Patel S, Taylor C W
Department of Pharmacology, University of Cambridge, U.K.
Biochem J. 1995 Dec 15;312 ( Pt 3)(Pt 3):789-94. doi: 10.1042/bj3120789.
Submaximal concentrations of inositol 1,4,5-trisphosphate (InsP3) rapidly release only a fraction of the InsP3-sensitive intracellular Ca2+ stores, despite the ability of further increases in InsP3 concentration to evoke further Ca2+ release. The mechanisms underlying such quantal Ca2+ mobilization are not understood, but have been proposed to involve regulatory effects of cytosolic Ca2+ on InsP3 receptors. By examining complete concentration-effect relationships for InsP3-stimulated 45Ca2+ efflux from the intracellular stores of permeabilized hepatocytes, we demonstrate that, at 37 degrees C, responses to InsP3 are quantal in Ca(2+)-free media heavily buffered with either EGTA or BAPTA [1,2-bis-(2-aminophenoxy)ethane-N,N,N',N'-tetra-acetic acid]. Lower concentrations of InsP3 were used to examine the kinetics of Ca2+ mobilization at 2 degrees C, because at the lower temperature the stores were more sensitive to InsP3: the concentration of InsP3 causing half-maximal Ca2+ release (EC50) after a 30 s incubation decreased from 281 +/- 37 nM at 37 degrees C to 68 +/- 3 nM at 2 degrees C. At 2 degrees C, the EC50 for InsP3-stimulated Ca2+ mobilization decreased as the duration of exposure to InsP3 was increased: the EC50 was 68 +/- 3 nM after 30 s, and 29 +/- 2 nM after 420 s. InsP3-stimulated Ca2+ mobilization is therefore non-quantal at 2 degrees C: InsP3 concentration determines the rate, but not the extent, of Ca2+ release. By initiating quantal responses to InsP3 at 37 degrees C and then simultaneously diluting and chilling cells to 2 degrees C, we demonstrated that the changes that underlie quantal responses do not rapidly reverse at 2 degrees C. At both 37 degrees C and 2 degrees C, modest increases in cytosolic Ca2+ increased the sensitivity of the stores to InsP3, whereas further increases were inhibitory; both Ca2+ effects persisted after prior removal of ATP. We conclude that the effects of Ca2+ on InsP3 receptors are unlikely either to be enzyme-mediated or to underlie the quantal pattern of Ca2+ release evoked by InsP3.

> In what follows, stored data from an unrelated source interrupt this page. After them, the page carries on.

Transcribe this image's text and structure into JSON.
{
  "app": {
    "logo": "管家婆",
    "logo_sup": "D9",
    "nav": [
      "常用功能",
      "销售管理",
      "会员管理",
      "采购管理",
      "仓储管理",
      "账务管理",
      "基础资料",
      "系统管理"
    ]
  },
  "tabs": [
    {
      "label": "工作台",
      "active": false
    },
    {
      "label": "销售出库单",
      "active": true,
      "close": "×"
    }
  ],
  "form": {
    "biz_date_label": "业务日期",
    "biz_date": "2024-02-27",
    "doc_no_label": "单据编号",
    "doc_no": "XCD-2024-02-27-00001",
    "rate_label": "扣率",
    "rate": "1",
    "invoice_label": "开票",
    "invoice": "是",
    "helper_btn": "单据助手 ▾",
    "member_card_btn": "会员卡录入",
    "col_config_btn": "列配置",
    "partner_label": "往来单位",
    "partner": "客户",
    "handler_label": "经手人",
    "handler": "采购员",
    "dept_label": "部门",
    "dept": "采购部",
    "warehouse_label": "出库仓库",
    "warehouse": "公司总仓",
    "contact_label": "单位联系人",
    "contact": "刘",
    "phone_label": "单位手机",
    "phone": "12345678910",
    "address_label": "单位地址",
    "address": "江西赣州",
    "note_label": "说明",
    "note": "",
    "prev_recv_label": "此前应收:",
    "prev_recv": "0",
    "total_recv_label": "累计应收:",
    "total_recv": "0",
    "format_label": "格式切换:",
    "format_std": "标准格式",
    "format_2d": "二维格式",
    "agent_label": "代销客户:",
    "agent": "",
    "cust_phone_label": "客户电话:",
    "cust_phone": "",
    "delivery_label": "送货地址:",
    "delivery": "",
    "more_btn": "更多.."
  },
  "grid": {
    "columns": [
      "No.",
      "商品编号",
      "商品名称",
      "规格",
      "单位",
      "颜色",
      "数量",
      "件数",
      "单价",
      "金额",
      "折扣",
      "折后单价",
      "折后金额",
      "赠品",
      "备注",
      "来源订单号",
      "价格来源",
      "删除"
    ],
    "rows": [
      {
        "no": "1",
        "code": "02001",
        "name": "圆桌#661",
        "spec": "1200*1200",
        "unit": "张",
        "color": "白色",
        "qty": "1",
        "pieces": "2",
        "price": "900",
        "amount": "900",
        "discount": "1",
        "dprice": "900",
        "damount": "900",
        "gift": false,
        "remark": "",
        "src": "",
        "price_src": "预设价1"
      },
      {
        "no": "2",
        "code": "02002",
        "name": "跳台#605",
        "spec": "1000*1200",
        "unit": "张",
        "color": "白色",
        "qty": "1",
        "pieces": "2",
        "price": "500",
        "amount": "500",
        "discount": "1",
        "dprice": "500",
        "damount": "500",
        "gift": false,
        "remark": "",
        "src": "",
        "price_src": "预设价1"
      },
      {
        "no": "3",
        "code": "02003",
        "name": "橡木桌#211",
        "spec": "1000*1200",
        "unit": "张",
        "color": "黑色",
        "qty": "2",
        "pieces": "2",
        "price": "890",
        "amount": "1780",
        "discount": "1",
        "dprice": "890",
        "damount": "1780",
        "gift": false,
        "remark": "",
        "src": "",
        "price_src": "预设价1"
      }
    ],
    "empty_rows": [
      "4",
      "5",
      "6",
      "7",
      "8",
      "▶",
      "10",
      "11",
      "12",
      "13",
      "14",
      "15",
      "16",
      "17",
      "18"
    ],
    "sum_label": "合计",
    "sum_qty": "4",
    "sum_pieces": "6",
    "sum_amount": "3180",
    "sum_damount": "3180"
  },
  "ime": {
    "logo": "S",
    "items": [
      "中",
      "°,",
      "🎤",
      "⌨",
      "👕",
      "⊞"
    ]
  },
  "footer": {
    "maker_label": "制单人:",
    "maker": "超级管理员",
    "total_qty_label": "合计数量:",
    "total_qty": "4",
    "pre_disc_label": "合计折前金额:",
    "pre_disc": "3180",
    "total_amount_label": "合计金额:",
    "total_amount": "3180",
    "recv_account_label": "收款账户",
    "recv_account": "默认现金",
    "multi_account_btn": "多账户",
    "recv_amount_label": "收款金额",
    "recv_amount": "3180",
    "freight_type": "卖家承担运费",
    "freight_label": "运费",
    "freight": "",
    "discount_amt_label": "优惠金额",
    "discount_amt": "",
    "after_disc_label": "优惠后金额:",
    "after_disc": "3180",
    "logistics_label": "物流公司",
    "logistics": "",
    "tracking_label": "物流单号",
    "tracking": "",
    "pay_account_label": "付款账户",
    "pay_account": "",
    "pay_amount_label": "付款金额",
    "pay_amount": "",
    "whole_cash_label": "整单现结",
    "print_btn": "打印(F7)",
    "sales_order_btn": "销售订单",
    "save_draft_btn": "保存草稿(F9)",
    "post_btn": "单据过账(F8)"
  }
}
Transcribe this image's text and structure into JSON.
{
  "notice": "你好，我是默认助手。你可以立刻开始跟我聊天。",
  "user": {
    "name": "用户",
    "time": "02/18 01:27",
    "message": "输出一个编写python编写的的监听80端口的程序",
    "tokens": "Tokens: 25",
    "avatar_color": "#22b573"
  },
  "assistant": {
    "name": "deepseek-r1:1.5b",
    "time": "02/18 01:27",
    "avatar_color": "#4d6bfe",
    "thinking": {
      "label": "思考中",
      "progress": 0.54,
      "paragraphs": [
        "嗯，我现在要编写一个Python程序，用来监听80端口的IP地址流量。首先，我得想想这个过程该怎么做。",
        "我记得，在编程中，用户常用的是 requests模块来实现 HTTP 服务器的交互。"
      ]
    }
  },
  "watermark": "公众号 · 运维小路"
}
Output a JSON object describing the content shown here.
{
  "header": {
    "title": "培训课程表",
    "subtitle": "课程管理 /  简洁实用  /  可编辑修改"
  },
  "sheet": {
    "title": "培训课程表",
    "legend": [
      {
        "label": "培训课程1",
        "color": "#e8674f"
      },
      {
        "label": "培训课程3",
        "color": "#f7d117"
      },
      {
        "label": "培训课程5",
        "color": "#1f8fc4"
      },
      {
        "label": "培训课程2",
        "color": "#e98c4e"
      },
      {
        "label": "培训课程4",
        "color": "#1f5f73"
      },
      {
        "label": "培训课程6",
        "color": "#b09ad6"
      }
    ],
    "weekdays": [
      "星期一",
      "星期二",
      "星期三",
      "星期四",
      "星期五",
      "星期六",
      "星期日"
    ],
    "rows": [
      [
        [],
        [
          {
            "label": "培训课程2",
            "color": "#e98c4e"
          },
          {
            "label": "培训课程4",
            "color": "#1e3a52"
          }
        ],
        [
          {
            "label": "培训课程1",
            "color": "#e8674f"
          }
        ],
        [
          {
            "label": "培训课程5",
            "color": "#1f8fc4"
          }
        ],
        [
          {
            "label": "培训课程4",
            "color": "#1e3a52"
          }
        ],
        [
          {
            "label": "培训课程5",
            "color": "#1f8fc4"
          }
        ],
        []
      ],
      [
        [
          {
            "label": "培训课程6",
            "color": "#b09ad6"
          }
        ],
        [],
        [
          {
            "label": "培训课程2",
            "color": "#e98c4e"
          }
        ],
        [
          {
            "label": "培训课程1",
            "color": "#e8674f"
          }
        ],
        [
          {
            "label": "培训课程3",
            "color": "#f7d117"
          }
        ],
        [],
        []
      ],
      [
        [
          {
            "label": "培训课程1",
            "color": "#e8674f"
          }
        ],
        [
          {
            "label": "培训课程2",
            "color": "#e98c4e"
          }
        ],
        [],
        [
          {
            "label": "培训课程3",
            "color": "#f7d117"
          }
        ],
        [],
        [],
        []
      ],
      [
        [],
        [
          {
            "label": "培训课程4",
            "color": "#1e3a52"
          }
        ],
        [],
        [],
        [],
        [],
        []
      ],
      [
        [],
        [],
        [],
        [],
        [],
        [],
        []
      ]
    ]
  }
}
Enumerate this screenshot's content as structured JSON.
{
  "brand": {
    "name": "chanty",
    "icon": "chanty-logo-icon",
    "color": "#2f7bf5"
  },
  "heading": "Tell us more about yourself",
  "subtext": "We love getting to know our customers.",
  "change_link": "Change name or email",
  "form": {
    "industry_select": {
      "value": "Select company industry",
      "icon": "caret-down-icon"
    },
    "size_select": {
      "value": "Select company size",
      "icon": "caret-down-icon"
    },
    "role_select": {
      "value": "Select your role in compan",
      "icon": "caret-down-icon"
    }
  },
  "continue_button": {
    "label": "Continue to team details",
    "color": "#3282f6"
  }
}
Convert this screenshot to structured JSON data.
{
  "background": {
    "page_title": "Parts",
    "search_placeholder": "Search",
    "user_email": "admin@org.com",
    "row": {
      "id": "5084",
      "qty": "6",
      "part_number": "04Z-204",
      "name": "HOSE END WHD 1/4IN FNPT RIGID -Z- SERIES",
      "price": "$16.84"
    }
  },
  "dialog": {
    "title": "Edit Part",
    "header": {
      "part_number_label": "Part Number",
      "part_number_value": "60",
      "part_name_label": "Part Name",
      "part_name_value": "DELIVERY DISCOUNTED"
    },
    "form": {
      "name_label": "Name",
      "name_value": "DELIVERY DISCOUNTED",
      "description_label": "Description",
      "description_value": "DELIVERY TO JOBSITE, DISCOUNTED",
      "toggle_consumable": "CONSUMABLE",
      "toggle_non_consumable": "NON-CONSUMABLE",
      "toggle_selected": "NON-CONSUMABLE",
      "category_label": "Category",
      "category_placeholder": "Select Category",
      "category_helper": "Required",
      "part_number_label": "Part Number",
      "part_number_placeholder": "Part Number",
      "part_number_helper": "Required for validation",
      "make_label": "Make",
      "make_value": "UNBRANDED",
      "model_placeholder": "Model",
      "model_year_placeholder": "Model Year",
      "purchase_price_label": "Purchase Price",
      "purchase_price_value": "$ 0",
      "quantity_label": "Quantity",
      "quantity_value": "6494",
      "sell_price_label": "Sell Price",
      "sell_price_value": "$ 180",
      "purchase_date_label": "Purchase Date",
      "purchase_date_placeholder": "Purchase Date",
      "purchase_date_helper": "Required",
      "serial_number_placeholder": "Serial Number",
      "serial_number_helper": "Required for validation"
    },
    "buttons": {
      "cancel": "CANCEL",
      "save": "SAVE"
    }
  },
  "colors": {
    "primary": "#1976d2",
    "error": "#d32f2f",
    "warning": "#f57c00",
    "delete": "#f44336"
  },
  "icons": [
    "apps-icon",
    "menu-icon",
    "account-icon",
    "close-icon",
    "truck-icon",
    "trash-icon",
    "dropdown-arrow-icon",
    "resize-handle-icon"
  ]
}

次最大浓度的肌醇1,4,5 - 三磷酸(InsP3)仅能迅速释放一小部分对InsP3敏感的细胞内钙库中的钙,尽管InsP3浓度进一步升高能够引发更多的钙释放。这种量子化钙动员的潜在机制尚不清楚,但有人提出这涉及胞质钙对InsP3受体的调节作用。通过研究InsP3刺激通透化肝细胞内钙库中45Ca2+流出的完整浓度 - 效应关系,我们证明,在37℃时,在无钙培养基中用EGTA或1,2 - 双(2 - 氨基苯氧基)乙烷 - N,N,N',N' - 四乙酸(BAPTA)进行重缓冲时,对InsP3的反应是量子化的。使用较低浓度的InsP3来研究2℃时钙动员的动力学,因为在较低温度下钙库对InsP3更敏感:孵育30秒后引起半数最大钙释放(EC50)的InsP3浓度从37℃时的281±37 nM降至2℃时的68±3 nM。在2℃时,InsP3刺激的钙动员的EC50随着暴露于InsP3的持续时间增加而降低:30秒后EC50为68±3 nM,420秒后为29±2 nM。因此,InsP3刺激的钙动员在2℃时是非量子化的:InsP3浓度决定钙释放速率,但不决定释放程度。通过在37℃时引发对InsP3的量子反应,然后同时将细胞稀释并冷却至2℃,我们证明量子反应背后的变化在2℃时不会迅速逆转。在37℃和2℃时,胞质钙适度增加会增加钙库对InsP3的敏感性,而进一步增加则具有抑制作用;在预先去除ATP后,两种钙效应仍然存在。我们得出结论,钙对InsP3受体的作用不太可能是酶介导的,也不太可能是InsP3引发的钙释放量子模式的基础。